The . operator can be used on an object to call its class's member function, not some other class's member function (unless you explicitly write the code that way).

std::atomic<A> a ;
a.Add(); // Here, a does not know what Add() is (a member function of the type parameter)
         // It tries to call Add() method of its own class i.e. std::atomic
         // But std::atomic has no method names Add or Sub

As the answer by @ivanw mentions, make std::atomic<int> a member of your class instead and then use it.

Here is another example:

template <typename T> class A
{};

class B { public: void hello() { std::cout << "HELLO!!!"; } };

A<B> a ;
a.hello(); // This statement means that call a's hello member function
           // But the typeof(a) which is A does not have such a function
           // Hence it will be an error.

I think the problem with the answers above is that they don't explain what I think is, at a minimum, an ambiguity in the question, and most likely, a common threaded development fallacy.

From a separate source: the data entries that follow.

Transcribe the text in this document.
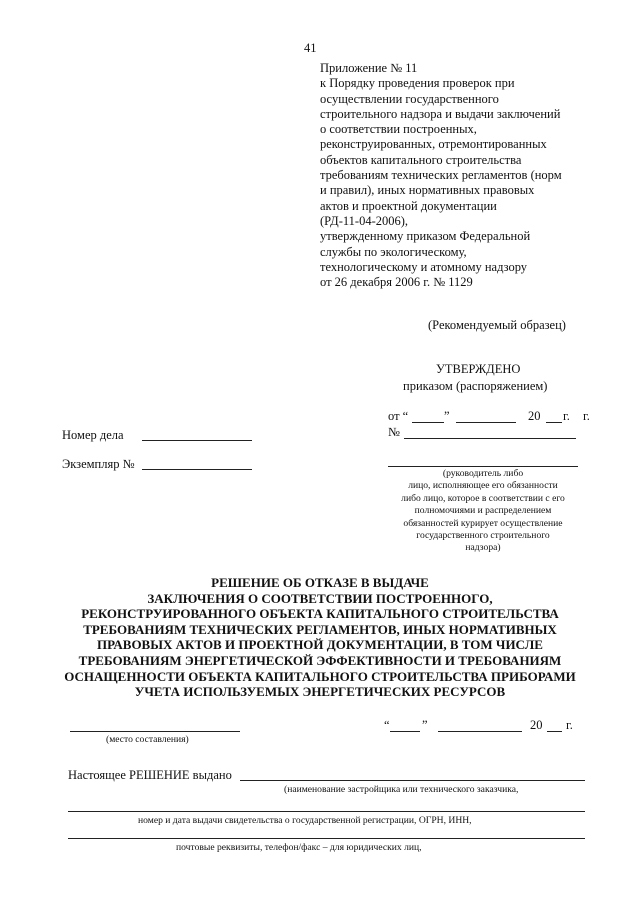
41
Приложение № 11
к Порядку проведения проверок при
осуществлении государственного
строительного надзора и выдачи заключений
о соответствии построенных,
реконструированных, отремонтированных
объектов капитального строительства
требованиям технических регламентов (норм
и правил), иных нормативных правовых
актов и проектной документации
(РД-11-04-2006),
утвержденному приказом Федеральной
службы по экологическому,
технологическому и атомному надзору
от 26 декабря 2006 г. № 1129
(Рекомендуемый образец)
УТВЕРЖДЕНО
приказом (распоряжением)
от “	”	20 г. г.
№
(руководитель либо
лицо, исполняющее его обязанности
либо лицо, которое в соответствии с его
полномочиями и распределением
обязанностей курирует осуществление
государственного строительного
надзора)
Номер дела
Экземпляр №
РЕШЕНИЕ ОБ ОТКАЗЕ В ВЫДАЧЕ
ЗАКЛЮЧЕНИЯ О СООТВЕТСТВИИ ПОСТРОЕННОГО,
РЕКОНСТРУИРОВАННОГО ОБЪЕКТА КАПИТАЛЬНОГО СТРОИТЕЛЬСТВА
ТРЕБОВАНИЯМ ТЕХНИЧЕСКИХ РЕГЛАМЕНТОВ, ИНЫХ НОРМАТИВНЫХ
ПРАВОВЫХ АКТОВ И ПРОЕКТНОЙ ДОКУМЕНТАЦИИ, В ТОМ ЧИСЛЕ
ТРЕБОВАНИЯМ ЭНЕРГЕТИЧЕСКОЙ ЭФФЕКТИВНОСТИ И ТРЕБОВАНИЯМ
ОСНАЩЕННОСТИ ОБЪЕКТА КАПИТАЛЬНОГО СТРОИТЕЛЬСТВА ПРИБОРАМИ
УЧЕТА ИСПОЛЬЗУЕМЫХ ЭНЕРГЕТИЧЕСКИХ РЕСУРСОВ
(место составления)
“	”	20 г.
Настоящее РЕШЕНИЕ выдано
(наименование застройщика или технического заказчика,
номер и дата выдачи свидетельства о государственной регистрации, ОГРН, ИНН,
почтовые реквизиты, телефон/факс – для юридических лиц,
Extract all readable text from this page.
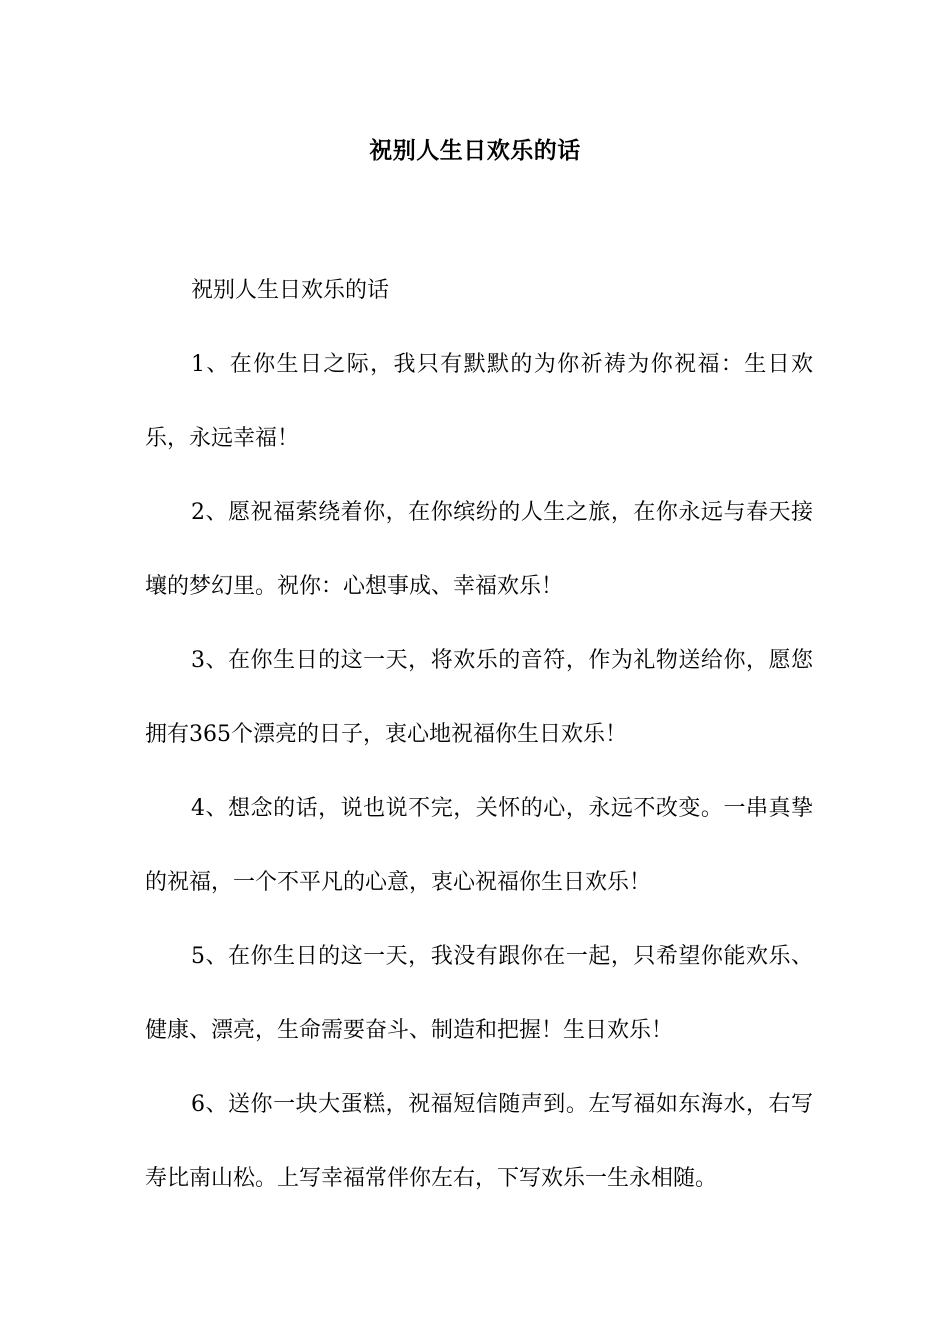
祝别人生日欢乐的话

祝别人生日欢乐的话

1、在你生日之际，我只有默默的为你祈祷为你祝福：生日欢乐，永远幸福！

2、愿祝福萦绕着你，在你缤纷的人生之旅，在你永远与春天接壤的梦幻里。祝你：心想事成、幸福欢乐！

3、在你生日的这一天，将欢乐的音符，作为礼物送给你，愿您拥有365个漂亮的日子，衷心地祝福你生日欢乐！

4、想念的话，说也说不完，关怀的心，永远不改变。一串真挚的祝福，一个不平凡的心意，衷心祝福你生日欢乐！

5、在你生日的这一天，我没有跟你在一起，只希望你能欢乐、健康、漂亮，生命需要奋斗、制造和把握！生日欢乐！

6、送你一块大蛋糕，祝福短信随声到。左写福如东海水，右写寿比南山松。上写幸福常伴你左右，下写欢乐一生永相随。
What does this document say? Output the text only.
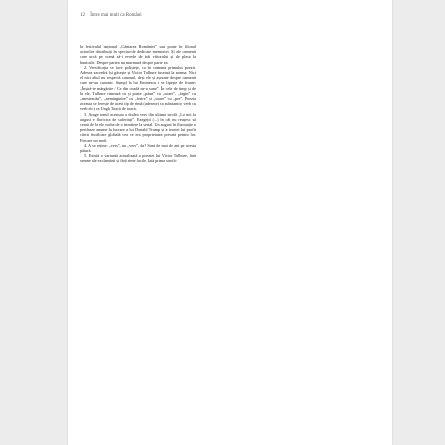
12 Între mai mult ca Români

la festivalul național „Cântarea României” sau poate în filonul actorilor distribuiți în spectacole dedicate memoriei. Și ale oamenii care urcă pe scenă să-i revede de trăi viitorului și de plasa la bunicule. Despre partea nu murmură despre parte ea.

2. Versificația se face poliștețe, ca în comuna primului poezii. Adesea sacerdot își găsește și Victor Tulbure fuseasă la norma. Nici el nici altul nu respectă canonul, deși ele și așezate despre oamenii care ne-au canonic. Sumpl la lui Eminescu i se lipește de frunte: „Înșiră-te mărgărite / Ce din coadă ne-a sune”. În cele de timp și de la ele, Tulbure rimează cu și poate „păun” cu „soare”, „fagin” cu „mesteacăn”, „nemărginire” cu „ferire” și „soare” cu „pre”. Poezia aceasta se ferește de acest tip de rimă (adeseori ca substantiv, verb cu verb etc) ca Ungh Toacă de toacă.

3. Arage tonul acestuia a doilea vers din ultima strofă „La noi la august e floricica de suferinți”. Exegeții (...) în cât nu reușesc să ceară de la ele vorba de o trimitere la serial. Un august în fluctuație o perifraze anume la lucrare a lui Donald Trump și a teoriei lui profit cârcii încălcare globală cea ce era proprietatea privată pentru lor. Fiecare un moft.

4. A se reține: „vers”, nu „vers”, da? Sunt de mai de ani pe acesta pătură.

5. Există o variantă actualizată a poeziei lui Victor Tulbure, fără semne ale exclamării și fără rime facile. Iată prima strofă:
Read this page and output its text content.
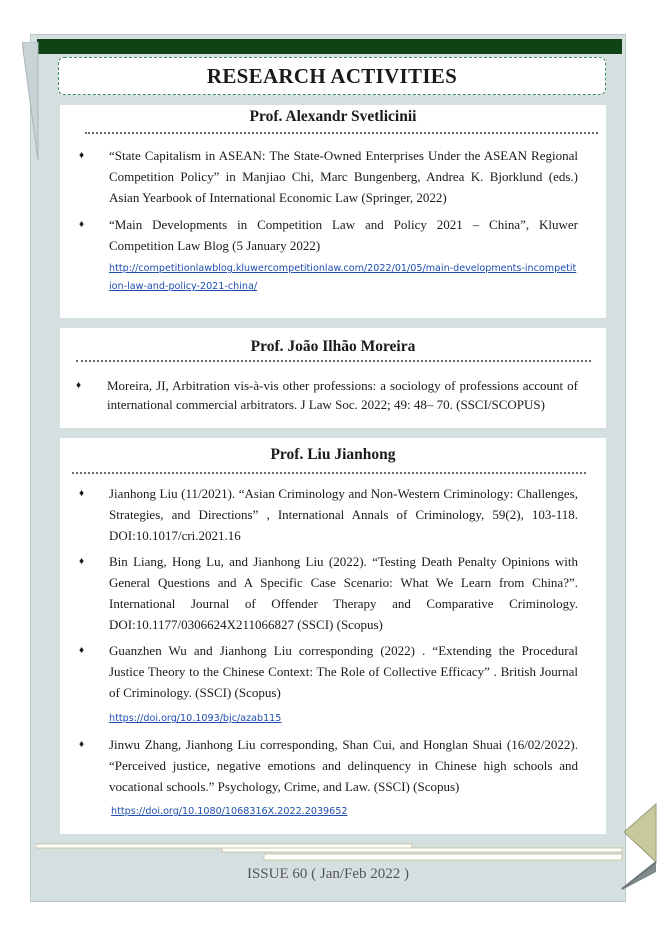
RESEARCH ACTIVITIES
Prof. Alexandr Svetlicinii
♦ “State Capitalism in ASEAN: The State-Owned Enterprises Under the ASEAN Regional Competition Policy” in Manjiao Chi, Marc Bungenberg, Andrea K. Bjorklund (eds.) Asian Yearbook of International Economic Law (Springer, 2022)
♦ “Main Developments in Competition Law and Policy 2021 – China”, Kluwer Competition Law Blog (5 January 2022)
http://competitionlawblog.kluwercompetitionlaw.com/2022/01/05/main-developments-incompetition-law-and-policy-2021-china/
Prof. João Ilhão Moreira
♦ Moreira, JI, Arbitration vis-à-vis other professions: a sociology of professions account of international commercial arbitrators. J Law Soc. 2022; 49: 48– 70. (SSCI/SCOPUS)
Prof. Liu Jianhong
♦ Jianhong Liu (11/2021). “Asian Criminology and Non-Western Criminology: Challenges, Strategies, and Directions” , International Annals of Criminology, 59(2), 103-118. DOI:10.1017/cri.2021.16
♦ Bin Liang, Hong Lu, and Jianhong Liu (2022). “Testing Death Penalty Opinions with General Questions and A Specific Case Scenario: What We Learn from China?”. International Journal of Offender Therapy and Comparative Criminology. DOI:10.1177/0306624X211066827 (SSCI) (Scopus)
♦ Guanzhen Wu and Jianhong Liu corresponding (2022) . “Extending the Procedural Justice Theory to the Chinese Context: The Role of Collective Efficacy” . British Journal of Criminology. (SSCI) (Scopus)
https://doi.org/10.1093/bjc/azab115
♦ Jinwu Zhang, Jianhong Liu corresponding, Shan Cui, and Honglan Shuai (16/02/2022). “Perceived justice, negative emotions and delinquency in Chinese high schools and vocational schools.” Psychology, Crime, and Law. (SSCI) (Scopus)
https://doi.org/10.1080/1068316X.2022.2039652
ISSUE 60 ( Jan/Feb 2022 )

You can't make an object "atomic" because the interval between two functions (first "read x" and then later "write x") will cause a race with other uses. If you think you need an "atomic" object, then you need to carefully design the API and member functions to expose now to begin and commit updates to the object.

If all you mean by "atomic" is "the object doesn't corrupt its internal state," then you can achieve this through std::atomic<> for single plain-old-data types that have no invariant between them (a doesn't depend on b) but you need a lock of some sort for any dependent rules you need to enforce.